Une trajectoire macroéconomique ambitieuse vers 2028
Loin de régresser, l’administration fiscale réajuste sa stratégie en fonction d’un PIB nominal actualisé à la hausse. Alors que la LFI prévoyait un taux de pression fiscale brute à 6,21 % du PIB, la LFR 2026 le projette désormais à 6,29 %, preuve que la base économique s’élargit et se formalise à un rythme accéléré.

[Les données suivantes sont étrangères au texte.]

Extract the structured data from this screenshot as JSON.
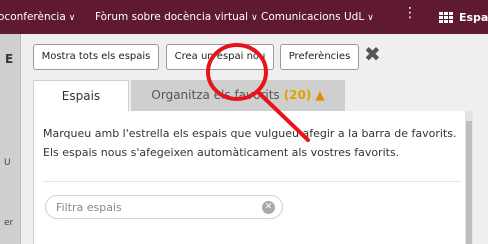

Les projections à moyen terme matérialisent de façon spectaculaire cette trajectoire de souveraineté financière. Les recettes fiscales intérieures brutes devraient se stabiliser à 6 221,7 milliards d’ariary cette année, avant de grimper à 6 871,5 milliards d’ariary en 2027. Le véritable palier de rupture sera franchi à l’horizon 2028, avec une cible ambitieuse fixée à 9 315,64 milliards d’ariary. Ce bond en avant se traduira par un redressement fiscal majeur, hissant l’effort national à 7,33 % du PIB en 2028.
Le sabotage manqué des anti-refondation
Ceux qui s’opposaient à la refondation comptaient sur l’effondrement des institutions et la faillite technique pour exiger le retour des réseaux mafieux sous prétexte d’expertises de gestion. L’assainissement des flux financiers internationaux, le civisme forcé imposé aux anciens oligarques, et la restructuration de la collecte de l’impôt démontrent exactement l’inverse.
Madagascar n’est plus le terrain de jeu d’une oligarchie qui accaparait les devises à Maurice, en Europe ou à Dubaï pendant que la population subissait l’inflation. La fin de l’impunité pour le clan Rajoelina-Ravatomanga libère l’économie. Malgré les écarts techniques normaux en période de transition, la tendance de fond est irréversible : l’État récupère sa souveraineté, sa monnaie s’impose, et le développement, enfin, se finance de l’intérieur.